Smart Cards in the 1990s
The 1990s was a period characterized by the ‘microprocessor explosion’. Smart cards became a part of that new interest in wearable computing- computer power that was not only cheap and small, but was always with you (Cook, 1997, p. xi). The progress toward the idea of ubiquitous computing is quite difficult to fathom when one considers that the credit-card sized smart card possesses more computing power than the 1945 ENIAC computer which: “...weighed 30 tones, covered 1500 square feet of floor space, used over 17000 vacuum tubes... 70000 resistors, 10000 capacitors, 1500 relays, and 6000 manual switches, consumed 174000 W of power, and cost about $500000” (Martin, 1995, p. 3f). Today’s smart card user is capable of carrying a ‘mental giant’ in the palm of their hand. Smart cards can now be used as payment vehicles, access keys, information managers, marketing tools and customized delivery systems (Allen & Kutler, 1997, pp. 10-11).
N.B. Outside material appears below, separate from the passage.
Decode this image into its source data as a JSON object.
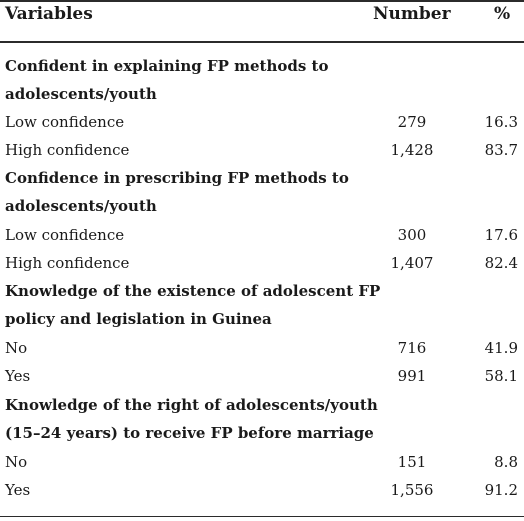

Many large multinational companies have supported smart card technology because the benefits are manifold over other technologies. It was projected that by the year 2000, an estimated volume of smart-card related transactions would exceed twenty billion annually (Kaplan, 1996, p. 10). Michael Ugon, a founding father of smart card, said in 1989 that the small piece of plastic with an embedded chip was destined to “...invade our everyday life in the coming years, carrying vast economical stakes” (Ugon, 1989, p. 4). McCrindle (1990, p. ii) likewise commented that the smart card “...ha[d] all the qualities to become one of the biggest commercial products in quantity terms this decade”. And the French in 1997 were still steadily pursuing their dream of a smart city, “...a vision made real by cards that [could] replace cash and hold personal information (Amdur, 1997, p. 3). Currently, while there is a movement by the market to espouse smart card technology, numerous countries and companies continue to use magnetic-stripe cards. However, the vision for smart card now looks achievable, as some countries have vastly upgraded their payment systems (e.g. Singapore and Hong Kong). For a specific history of smart card in Russia see Travin (2008).